Having noted these promising outcomes, I know it is also paramount that the individual who commits a violent felony pays for his or her crime by serving time in prison. The sensible thing to do is to ensure that prison doesn’t continue to have a revolving door that perpetually costs taxpayers and state budgets billions of dollars, but rather to educate prisoners so they can begin to contribute to society. Offer college and apprenticeship programs to prepare them for the ever-evolving technological and service-based occupations that comprise the 21st century economy. When people have more at stake to lose, they tend to think twice about risking it by doing something illegal.
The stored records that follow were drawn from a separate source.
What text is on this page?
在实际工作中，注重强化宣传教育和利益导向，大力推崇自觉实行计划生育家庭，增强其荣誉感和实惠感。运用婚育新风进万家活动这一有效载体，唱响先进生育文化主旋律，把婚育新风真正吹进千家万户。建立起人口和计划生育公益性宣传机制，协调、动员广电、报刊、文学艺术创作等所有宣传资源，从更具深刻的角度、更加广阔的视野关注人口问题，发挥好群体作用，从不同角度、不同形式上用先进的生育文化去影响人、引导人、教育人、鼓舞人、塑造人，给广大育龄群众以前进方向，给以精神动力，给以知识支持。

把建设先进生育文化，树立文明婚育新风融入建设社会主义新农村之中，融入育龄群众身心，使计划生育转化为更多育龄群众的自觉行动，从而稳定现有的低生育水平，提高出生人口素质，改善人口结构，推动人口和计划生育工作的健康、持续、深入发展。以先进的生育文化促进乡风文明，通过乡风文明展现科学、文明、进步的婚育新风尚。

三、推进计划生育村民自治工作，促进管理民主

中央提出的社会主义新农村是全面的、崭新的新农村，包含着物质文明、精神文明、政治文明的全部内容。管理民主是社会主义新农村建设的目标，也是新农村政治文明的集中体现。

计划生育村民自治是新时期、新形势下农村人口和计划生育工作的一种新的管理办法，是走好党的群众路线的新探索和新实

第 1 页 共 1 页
Understandably, many would vociferously rebut this assertion by arguing, “So, we’re just supposed to reward criminals with a free college education?” My answer would be pragmatically blunt: “No, you don’t have to offer any education of substance at all, but either way you’re going to spend those same tax dollars — either on lengthy incarcerations for re-offenders or on education that would enable them to contribute to society in an economically and socially meaningful way.” Which scenario benefits society more?

I am dismayed that this country that offers abundant opportunity on one hand can simultaneously incarcerate more people per capita than any other nation on earth! We’ve become a state and nation that would rather warehouse human lives in the name of retribution than rehabilitate people for the greater good of our collective society. Ironically, every state in the Union includes the word “corrections” in reference to its prison system. The (fill-in-the-state) Department of Corrections sounds as though it is primarily designed to correct or rehabilitate its occupants — but how? This is paradoxical to say the very least.

Personally, I’ve been extremely blessed to have had the financial means and support from loved ones that have enabled me to attain a college education. When I started this journey in 2004, I’d made the decision to make the most of my time by getting a college education and becoming a substance abuse counselor. I didn’t know how this was going to happen, but I was nonetheless determined.

When I arrived at the Eastern Oregon Correctional Institution in 2005, I began taking college courses one at a time for $25. After my father passed away, I used my portion of his life insurance policy to fund my education via correspondence. I began independently taking courses from other universities, earning a Certificate in Human Services from Louisiana State University, AA from Indiana University, BS in Sociology from Colorado State University, and an MS in Psychology from California Coast University. I was certified as a recovery mentor last year and recently as a substance abuse counselor. Good for me, but what about everyone else? It disheartens me when I think of the lack of opportunity for countless others in Oregon prisons because they have been institutionalized with no real opportunities to rehabilitate themselves and gain something tangible to show for it. Sadly, this deplorable trend will only continue if retribution over rehabilitation remains our state’s and nation’s motive for incarceration.